Review: The Inn at Lydda, Sam Wanamaker Playhouse

"Some things are better left out of the history books"

Have you heard the one where Jesus, the three wise men and Caligula walk into a pub? No? Well it is pretty much the set up for John Wolfson's curious new play The Inn at Lydda, at least once you've thrown John the Baptist and Tiberius Caesar in there as well. An eclectic bit of programming in the candlelit surroundings of the Sam Wanamaker Playhouse, Wolfson has spun his tale from a tidbit in the New Testament Apocrypha and taken it to almost-farcical levels of comedy.

Ailing Roman Emperor Tiberius Caesar has heard of a legendary healer over in Judea and so off he pops to be cured by him, only problem is we're in the days between the Resurrection and the Ascension.
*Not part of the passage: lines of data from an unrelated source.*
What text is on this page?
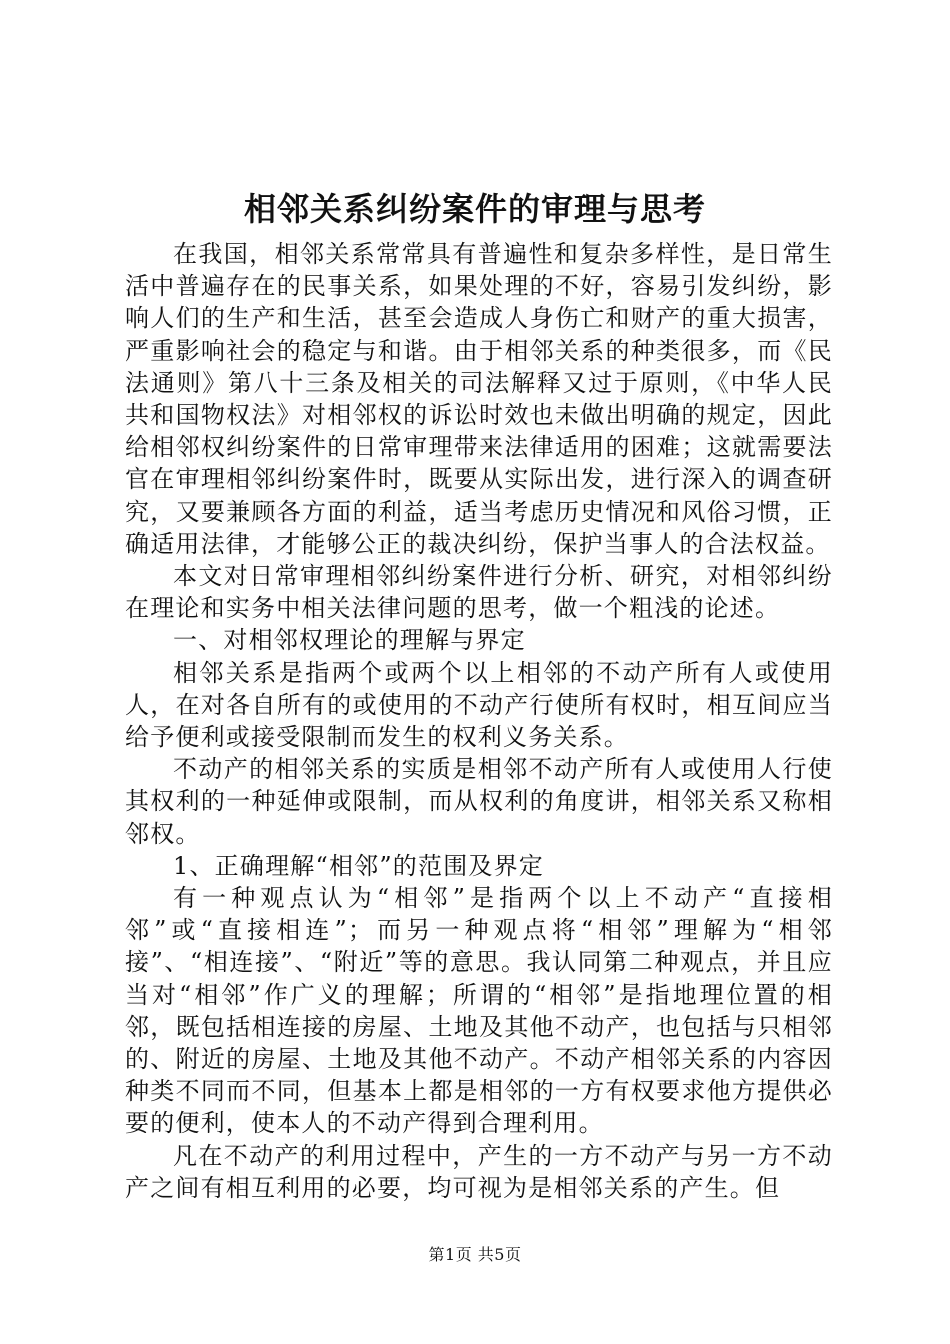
相邻关系纠纷案件的审理与思考

在我国，相邻关系常常具有普遍性和复杂多样性，是日常生活中普遍存在的民事关系，如果处理的不好，容易引发纠纷，影响人们的生产和生活，甚至会造成人身伤亡和财产的重大损害，严重影响社会的稳定与和谐。由于相邻关系的种类很多，而《民法通则》第八十三条及相关的司法解释又过于原则，《中华人民共和国物权法》对相邻权的诉讼时效也未做出明确的规定，因此给相邻权纠纷案件的日常审理带来法律适用的困难；这就需要法官在审理相邻纠纷案件时，既要从实际出发，进行深入的调查研究，又要兼顾各方面的利益，适当考虑历史情况和风俗习惯，正确适用法律，才能够公正的裁决纠纷，保护当事人的合法权益。

本文对日常审理相邻纠纷案件进行分析、研究，对相邻纠纷在理论和实务中相关法律问题的思考，做一个粗浅的论述。

一、对相邻权理论的理解与界定

相邻关系是指两个或两个以上相邻的不动产所有人或使用人，在对各自所有的或使用的不动产行使所有权时，相互间应当给予便利或接受限制而发生的权利义务关系。

不动产的相邻关系的实质是相邻不动产所有人或使用人行使其权利的一种延伸或限制，而从权利的角度讲，相邻关系又称相邻权。

1、正确理解“相邻”的范围及界定

有一种观点认为“相邻”是指两个以上不动产“直接相邻”或“直接相连”；而另一种观点将“相邻”理解为“相邻接”、“相连接”、“附近”等的意思。我认同第二种观点，并且应当对“相邻”作广义的理解；所谓的“相邻”是指地理位置的相邻，既包括相连接的房屋、土地及其他不动产，也包括与只相邻的、附近的房屋、土地及其他不动产。不动产相邻关系的内容因种类不同而不同，但基本上都是相邻的一方有权要求他方提供必要的便利，使本人的不动产得到合理利用。

凡在不动产的利用过程中，产生的一方不动产与另一方不动产之间有相互利用的必要，均可视为是相邻关系的产生。但

第1页 共5页
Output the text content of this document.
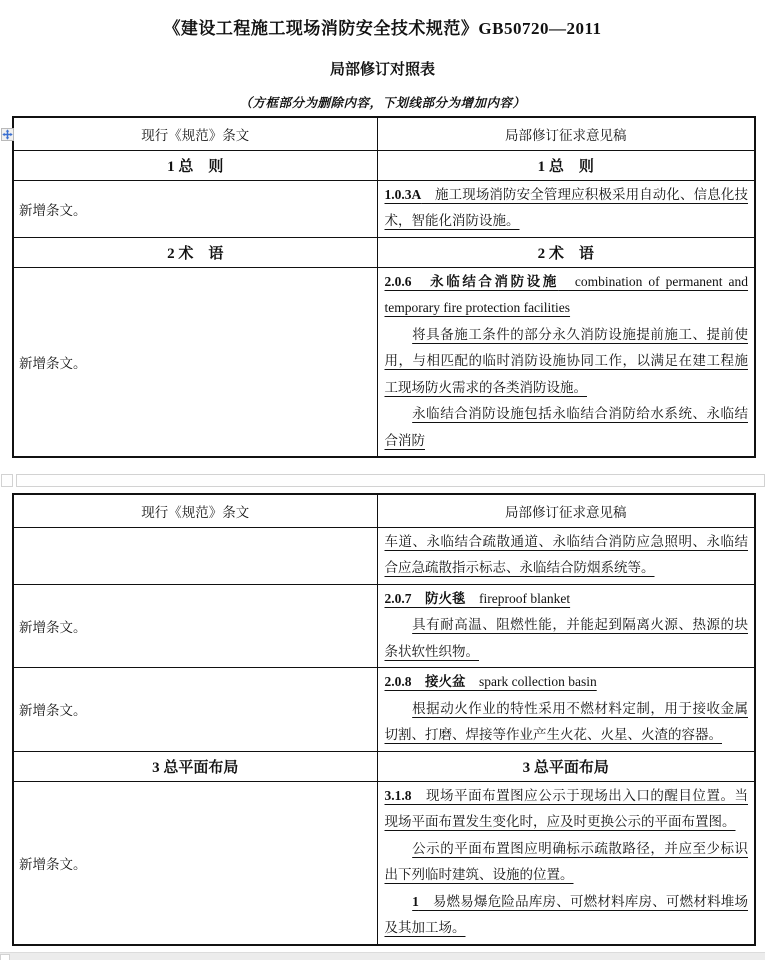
《建设工程施工现场消防安全技术规范》GB50720—2011
局部修订对照表
（方框部分为删除内容，下划线部分为增加内容）
现行《规范》条文	局部修订征求意见稿
1 总　则	1 总　则
新增条文。	1.0.3A　施工现场消防安全管理应积极采用自动化、信息化技术，智能化消防设施。

2 术　语	2 术　语
新增条文。	2.0.6　永临结合消防设施　combination of permanent and temporary fire protection facilities

将具备施工条件的部分永久消防设施提前施工、提前使用，与相匹配的临时消防设施协同工作，以满足在建工程施工现场防火需求的各类消防设施。

永临结合消防设施包括永临结合消防给水系统、永临结合消防

现行《规范》条文	局部修订征求意见稿

	车道、永临结合疏散通道、永临结合消防应急照明、永临结合应急疏散指示标志、永临结合防烟系统等。

新增条文。	2.0.7　防火毯　fireproof blanket

具有耐高温、阻燃性能，并能起到隔离火源、热源的块条状软性织物。

新增条文。	2.0.8　接火盆　spark collection basin

根据动火作业的特性采用不燃材料定制，用于接收金属切割、打磨、焊接等作业产生火花、火星、火渣的容器。

3 总平面布局	3 总平面布局
新增条文。	3.1.8　现场平面布置图应公示于现场出入口的醒目位置。当现场平面布置发生变化时，应及时更换公示的平面布置图。

公示的平面布置图应明确标示疏散路径，并应至少标识出下列临时建筑、设施的位置。

1　易燃易爆危险品库房、可燃材料库房、可燃材料堆场及其加工场。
Stopping off at a hostelry in the city of Lydda where this news filters through, their party bumps into Tiberius' lascivious great-nephew and heir Caligula, plus three weary travellers who have been waiting 33 years to reunite with a man who might just be hiding in a nearby cave.

And from this amusingly unlikely scenario, Andy Jordan's production skitters around the slightly uncertain tone. The banter between Richard Bremmer's Balthasar, Kevin Moore's Melchior and Joseph Marcell's Caspar is straight from a Grumpy Old Men sketch, Stephen Boxer's brutally murderous Caesar has his edges softened by his wideboy doctor (David Cardy's Thrysullus) and Matthew Romain's John mourns the death of his friend whilst fending off invites to orgies from Philip Cumbus' petulant and lustful Caligula.

By the time the play winds round to graver discussions of the abuses of authority, the futility of trying to cure its corrupting power, and how organised religion wields the same potentially nefarious impact as the imperial largesse here, it's ultimately quite hard to then take The Inn at Lydda seriously. Samuel Collings is suitably inscrutable and ethereal as our Lord and saviour but if you're asking what would Jesus do, I think he'd recommend this with caution.